Теперь уже мы, подобно Васе тупо смотрели на него. Да и сам Воронец, похоже, ещё только пробовал на вкус новый для себя постулат.
– Ты слишком опередил свою эпоху, моя твоя не понимай, – отшучивался Чухнов, чтобы что-то сказать.
Вместе с подёнщиками наша общая рабсила теперь составляла тридцать-сорок мужиков в будни и до семидесяти по выходным. Работа шла сразу по нескольким направлениям. Сафарийский ручей перегородили трёхметровой бетонной плотиной с четырьмя отверстиями. Через нижнюю трубу тёк сам ручей, а к трём верхним Шестижен с помощниками приделывал колеса с электрогенераторами. Вместо прошлогодних палаток ударно собирались летние домики-шалаши на четыре койко-места, где был уже почти домашний уют, а выше по склону сопки растягивались тараканьими усами две бетонных стенки-водоотлива, дабы обезопасить от ливневых потоков всё наше хозяйство и направить их в водосборник на Сафарийском ручье.
Немного разобравшись с этим, принялись пристраивать к нашему коровнику аналогичные шлакобетонные модули, огораживать железной сеткой южную границу своего садоводческого товарищества и параллельно со всем этим приступили к главной стройке – Террасному полису. Таков был общий фронт наших работ, не считая разных пустяков вроде устройства пасеки, кирпичного мини-заводика и собственной зверофермы, которые возникали как бы сами собой.
В Пашкином архитектурном проекте Террасный полис представлял собой эскалаторный ствол вверх по Заячьей сопке, на который были нанизаны четыре слегка изогнутых «ёлочкой» производственно-жилых корпуса. Пашка называл своё творение четырёхпарусником, но когда в среде подёнщиков возникло название «Галера», как эпитет сафарийских каторжных работ, Воронец тут же его с удовольствием подхватил:
– Всё правильно, Сафари выплывет только в том случае, если весь её экипаж будет дружно и каторжно грести в одну сторону.
Первая очередь Галеры представляла собой трёхэтажное бетонное основание 20 на 70 метров утопленное в склон сопки, верх которого должны были украсить 12 двух-трёхкомнатных квартир, с небольшими двориками-палисадниками.

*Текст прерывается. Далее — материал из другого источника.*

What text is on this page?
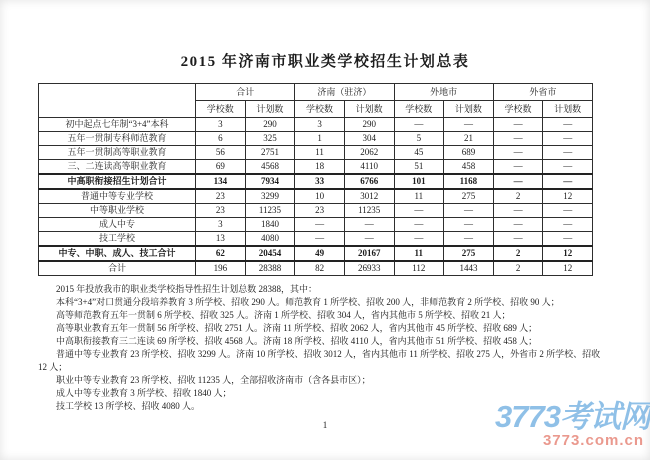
2015 年济南市职业类学校招生计划总表
	合计		济南（驻济）		外地市		外省市	
	学校数	计划数	学校数	计划数	学校数	计划数	学校数	计划数
初中起点七年制“3+4”本科	3	290	3	290	—	—	—	—
五年一贯制专科师范教育	6	325	1	304	5	21	—	—
五年一贯制高等职业教育	56	2751	11	2062	45	689	—	—
三、二连读高等职业教育	69	4568	18	4110	51	458	—	—
中高职衔接招生计划合计	134	7934	33	6766	101	1168	—	—
普通中等专业学校	23	3299	10	3012	11	275	2	12
中等职业学校	23	11235	23	11235	—	—	—	—
成人中专	3	1840	—	—	—	—	—	—
技工学校	13	4080	—	—	—	—	—	—
中专、中职、成人、技工合计	62	20454	49	20167	11	275	2	12
合计	196	28388	82	26933	112	1443	2	12
2015 年投放我市的职业类学校指导性招生计划总数 28388，其中：
本科“3+4”对口贯通分段培养教育 3 所学校、招收 290 人。师范教育 1 所学校、招收 200 人，非师范教育 2 所学校、招收 90 人；
高等师范教育五年一贯制 6 所学校、招收 325 人。济南 1 所学校、招收 304 人，省内其他市 5 所学校、招收 21 人；
高等职业教育五年一贯制 56 所学校、招收 2751 人。济南 11 所学校、招收 2062 人，省内其他市 45 所学校、招收 689 人；
中高职衔接教育三二连读 69 所学校、招收 4568 人。济南 18 所学校、招收 4110 人，省内其他市 51 所学校、招收 458 人；
普通中等专业教育 23 所学校、招收 3299 人。济南 10 所学校、招收 3012 人，省内其他市 11 所学校、招收 275 人，外省市 2 所学校、招收
12 人；
职业中等专业教育 23 所学校、招收 11235 人，全部招收济南市（含各县市区）；
成人中等专业教育 3 所学校、招收 1840 人；
技工学校 13 所学校、招收 4080 人。
1	3773考试网
3773.com.cn
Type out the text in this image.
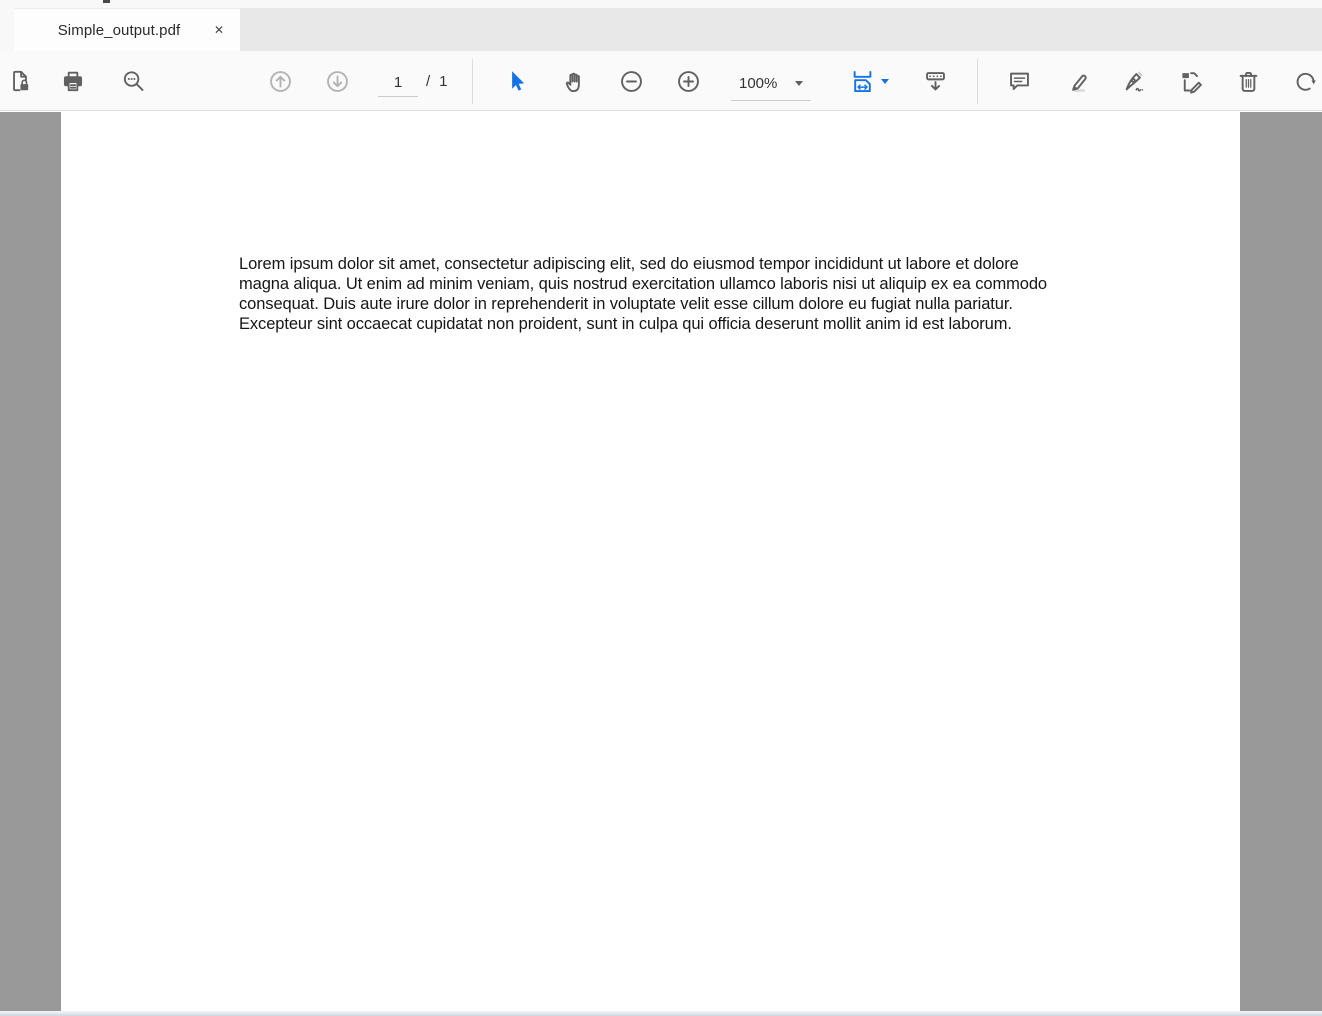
Simple_output.pdf	✕
1
/ 1	100%
Lorem ipsum dolor sit amet, consectetur adipiscing elit, sed do eiusmod tempor incididunt ut labore et dolore magna aliqua. Ut enim ad minim veniam, quis nostrud exercitation ullamco laboris nisi ut aliquip ex ea commodo consequat. Duis aute irure dolor in reprehenderit in voluptate velit esse cillum dolore eu fugiat nulla pariatur. Excepteur sint occaecat cupidatat non proident, sunt in culpa qui officia deserunt mollit anim id est laborum.
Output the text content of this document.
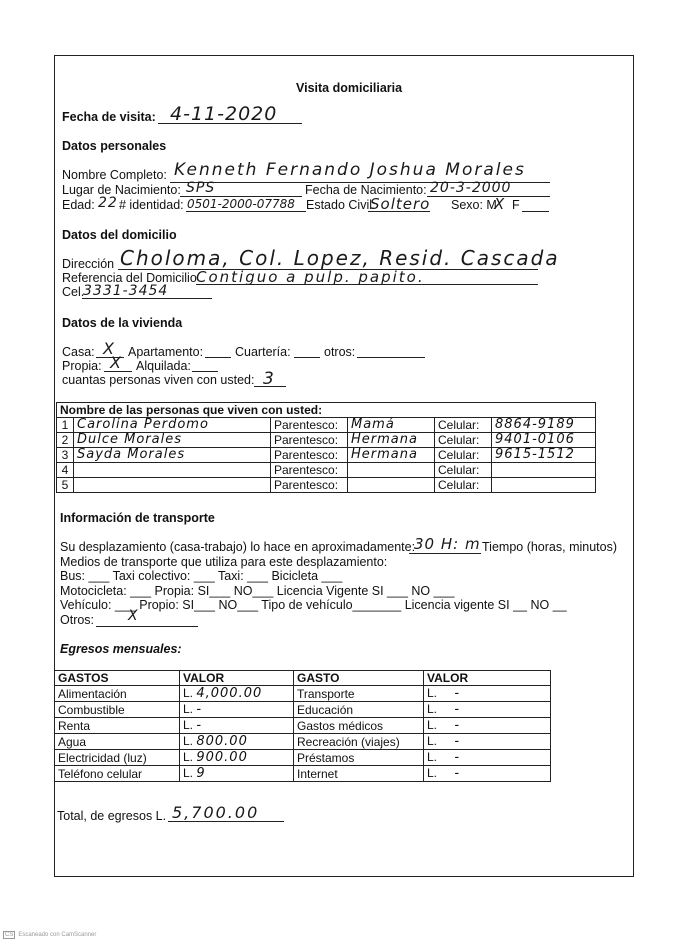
Visita domiciliaria
Fecha de visita: 4-11-2020
Datos personales
Nombre Completo: Kenneth Fernando Joshua Morales
Lugar de Nacimiento: SPS	Fecha de Nacimiento: 20-3-2000
Edad: 22 # identidad: 0501-2000-07788 Estado Civil:
Soltero Sexo: M
X F
Datos del domicilio
Dirección Choloma, Col. Lopez, Resid. Cascada
Referencia del Domicilio Contiguo a pulp. papito.
Cel.
3331-3454
Datos de la vivienda
Casa: X Apartamento:	Cuartería:	otros:
Propia: X Alquilada:
cuantas personas viven con usted: 3
Nombre de las personas que viven con usted:					
1	Carolina Perdomo	Parentesco:	Mamá	Celular:	8864-9189
2	Dulce Morales	Parentesco:	Hermana	Celular:	9401-0106
3	Sayda Morales	Parentesco:	Hermana	Celular:	9615-1512
4		Parentesco:		Celular:	
5		Parentesco:		Celular:	
Información de transporte
Su desplazamiento (casa-trabajo) lo hace en aproximadamente:
30 H: m Tiempo (horas, minutos)
Medios de transporte que utiliza para este desplazamiento:
Bus: ___ Taxi colectivo: ___ Taxi: ___ Bicicleta ___
Motocicleta: ___ Propia: SI___ NO___ Licencia Vigente SI ___ NO ___
Vehículo: ___ Propio: SI___ NO___ Tipo de vehículo_______ Licencia vigente SI __ NO __
Otros: X
Egresos mensuales:
GASTOS	VALOR	GASTO	VALOR
Alimentación	L. 4,000.00	Transporte	L. -
Combustible	L. -	Educación	L. -
Renta	L. -	Gastos médicos	L. -
Agua	L. 800.00	Recreación (viajes)	L. -
Electricidad (luz)	L. 900.00	Préstamos	L. -
Teléfono celular	L. 9	Internet	L. -
Total, de egresos L. 5,700.00
CS Escaneado con CamScanner
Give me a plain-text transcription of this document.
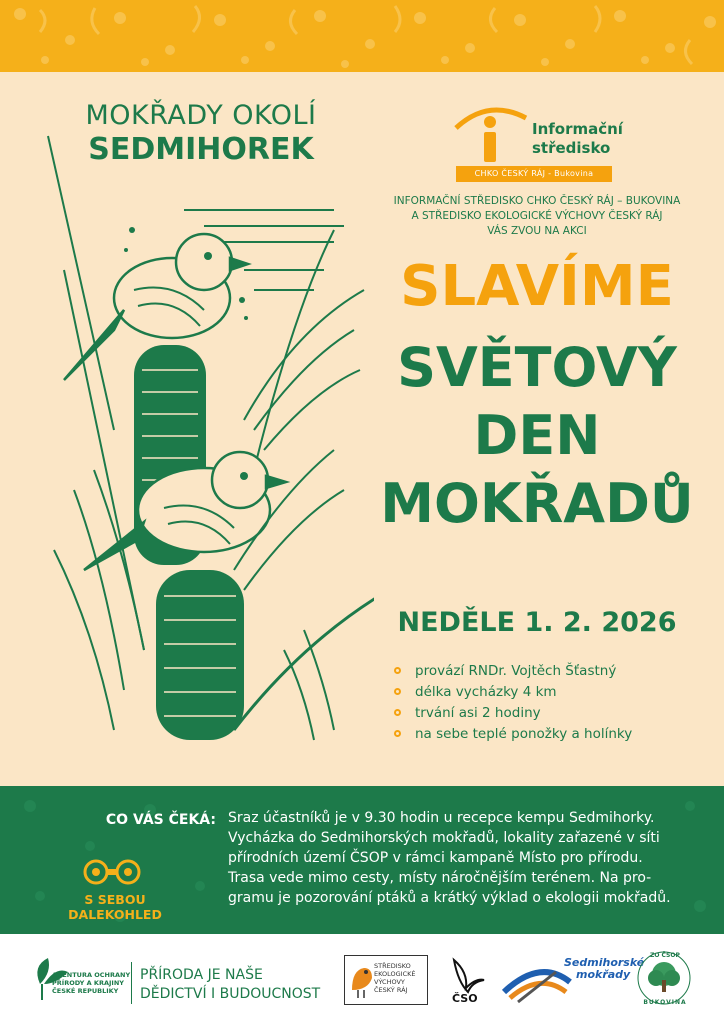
MOKŘADY OKOLÍ
SEDMIHOREK
Informační
středisko
CHKO ČESKÝ RÁJ - Bukovina
INFORMAČNÍ STŘEDISKO CHKO ČESKÝ RÁJ – BUKOVINA
A STŘEDISKO EKOLOGICKÉ VÝCHOVY ČESKÝ RÁJ
VÁS ZVOU NA AKCI
SLAVÍME
SVĚTOVÝ
DEN
MOKŘADŮ
NEDĚLE 1. 2. 2026
provází RNDr. Vojtěch Šťastný
délka vycházky 4 km
trvání asi 2 hodiny
na sebe teplé ponožky a holínky
CO VÁS ČEKÁ:
S SEBOU DALEKOHLED
Sraz účastníků je v 9.30 hodin u recepce kempu Sedmihorky.
Vycházka do Sedmihorských mokřadů, lokality zařazené v síti
přírodních území ČSOP v rámci kampaně Místo pro přírodu.
Trasa vede mimo cesty, místy náročnějším terénem. Na pro-
gramu je pozorování ptáků a krátký výklad o ekologii mokřadů.
AGENTURA OCHRANY
PŘÍRODY A KRAJINY
ČESKÉ REPUBLIKY
PŘÍRODA JE NAŠE
DĚDICTVÍ I BUDOUCNOST
STŘEDISKO
EKOLOGICKÉ
VÝCHOVY
ČESKÝ RÁJ
ČSO
Sedmihorské
mokřady
ZO ČSOP
BUKOVINA
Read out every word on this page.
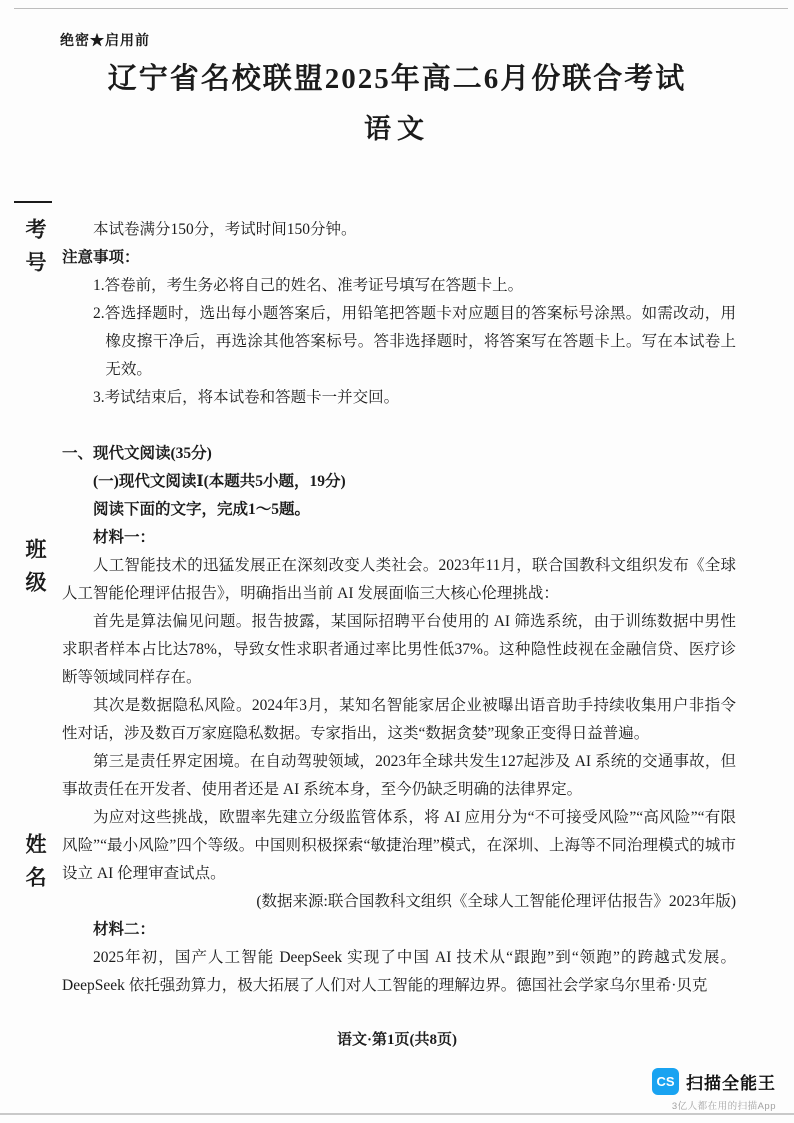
绝密★启用前
辽宁省名校联盟2025年高二6月份联合考试
语文
考号
班级
姓名

本试卷满分150分，考试时间150分钟。

注意事项：

1.答卷前，考生务必将自己的姓名、准考证号填写在答题卡上。

2.答选择题时，选出每小题答案后，用铅笔把答题卡对应题目的答案标号涂黑。如需改动，用橡皮擦干净后，再选涂其他答案标号。答非选择题时，将答案写在答题卡上。写在本试卷上无效。

3.考试结束后，将本试卷和答题卡一并交回。

一、现代文阅读(35分)

(一)现代文阅读Ⅰ(本题共5小题，19分)

阅读下面的文字，完成1～5题。

材料一：

人工智能技术的迅猛发展正在深刻改变人类社会。2023年11月，联合国教科文组织发布《全球人工智能伦理评估报告》，明确指出当前 AI 发展面临三大核心伦理挑战：

首先是算法偏见问题。报告披露，某国际招聘平台使用的 AI 筛选系统，由于训练数据中男性求职者样本占比达78%，导致女性求职者通过率比男性低37%。这种隐性歧视在金融信贷、医疗诊断等领域同样存在。

其次是数据隐私风险。2024年3月，某知名智能家居企业被曝出语音助手持续收集用户非指令性对话，涉及数百万家庭隐私数据。专家指出，这类“数据贪婪”现象正变得日益普遍。

第三是责任界定困境。在自动驾驶领域，2023年全球共发生127起涉及 AI 系统的交通事故，但事故责任在开发者、使用者还是 AI 系统本身，至今仍缺乏明确的法律界定。

为应对这些挑战，欧盟率先建立分级监管体系，将 AI 应用分为“不可接受风险”“高风险”“有限风险”“最小风险”四个等级。中国则积极探索“敏捷治理”模式，在深圳、上海等不同治理模式的城市设立 AI 伦理审查试点。

(数据来源:联合国教科文组织《全球人工智能伦理评估报告》2023年版)

材料二：

2025年初，国产人工智能 DeepSeek 实现了中国 AI 技术从“跟跑”到“领跑”的跨越式发展。DeepSeek 依托强劲算力，极大拓展了人们对人工智能的理解边界。德国社会学家乌尔里希·贝克

语文·第1页(共8页)
CS 扫描全能王
3亿人都在用的扫描App
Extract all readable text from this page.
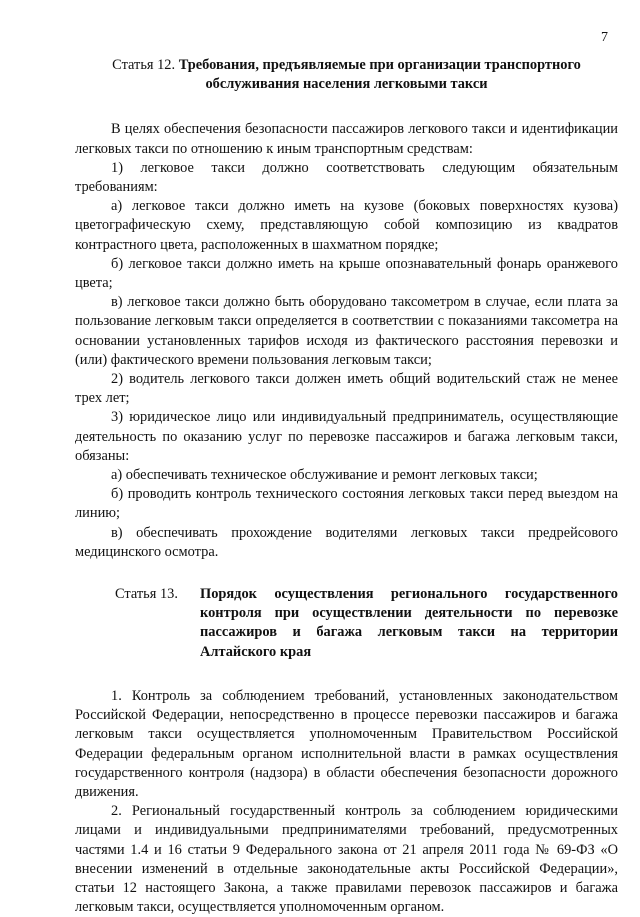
7
Статья 12. Требования, предъявляемые при организации транспортного обслуживания населения легковыми такси

В целях обеспечения безопасности пассажиров легкового такси и идентификации легковых такси по отношению к иным транспортным средствам:

1) легковое такси должно соответствовать следующим обязательным требованиям:

а) легковое такси должно иметь на кузове (боковых поверхностях кузова) цветографическую схему, представляющую собой композицию из квадратов контрастного цвета, расположенных в шахматном порядке;

б) легковое такси должно иметь на крыше опознавательный фонарь оранжевого цвета;

в) легковое такси должно быть оборудовано таксометром в случае, если плата за пользование легковым такси определяется в соответствии с показаниями таксометра на основании установленных тарифов исходя из фактического расстояния перевозки и (или) фактического времени пользования легковым такси;

2) водитель легкового такси должен иметь общий водительский стаж не менее трех лет;

3) юридическое лицо или индивидуальный предприниматель, осуществляющие деятельность по оказанию услуг по перевозке пассажиров и багажа легковым такси, обязаны:

а) обеспечивать техническое обслуживание и ремонт легковых такси;

б) проводить контроль технического состояния легковых такси перед выездом на линию;

в) обеспечивать прохождение водителями легковых такси предрейсового медицинского осмотра.

Статья 13.	Порядок осуществления регионального государственного контроля при осуществлении деятельности по перевозке пассажиров и багажа легковым такси на территории Алтайского края

1. Контроль за соблюдением требований, установленных законодательством Российской Федерации, непосредственно в процессе перевозки пассажиров и багажа легковым такси осуществляется уполномоченным Правительством Российской Федерации федеральным органом исполнительной власти в рамках осуществления государственного контроля (надзора) в области обеспечения безопасности дорожного движения.

2. Региональный государственный контроль за соблюдением юридическими лицами и индивидуальными предпринимателями требований, предусмотренных частями 1.4 и 16 статьи 9 Федерального закона от 21 апреля 2011 года № 69-ФЗ «О внесении изменений в отдельные законодательные акты Российской Федерации», статьи 12 настоящего Закона, а также правилами перевозок пассажиров и багажа легковым такси, осуществляется уполномоченным органом.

Сопоставить эту громадину можно было с возведением стоквартирного пятиэтажного дома, что для негосударственных строителей, не обеспеченных нужной техникой и регулярными поставками материалов, являлось задачей в то время практически невыполнимой. Но это, если хоть на минуту остановиться и пораскинуть мозгами, а если не останавливаться и не брать в голову – то и совсем не страшно. Пашка не останавливался – он, как акула, которая, чтобы не утонуть, должна всё время двигаться, действовал. И превращал в слаженное, непрерывное движение всё вокруг.
Казалось, не было ничего такого, чего бы он не знал или не предусмотрел заранее. Прибегает ли посланец от Зарембы с сообщением, что колёсного крана сегодня не будет, становится известно о задержке с бетонными перекрытиями, обнаруживается пропажа каких-то вентилей – он встречал всё это с ироничной невозмутимостью (Ох уж эти разгильдяи!) и в тридцать секунд решал, куда именно перебросить освободившихся людей. За всё лето ни одного гневного срыва, хотя поводов было более чем достаточно, предпочитал любой разнос заменять едкой иронией.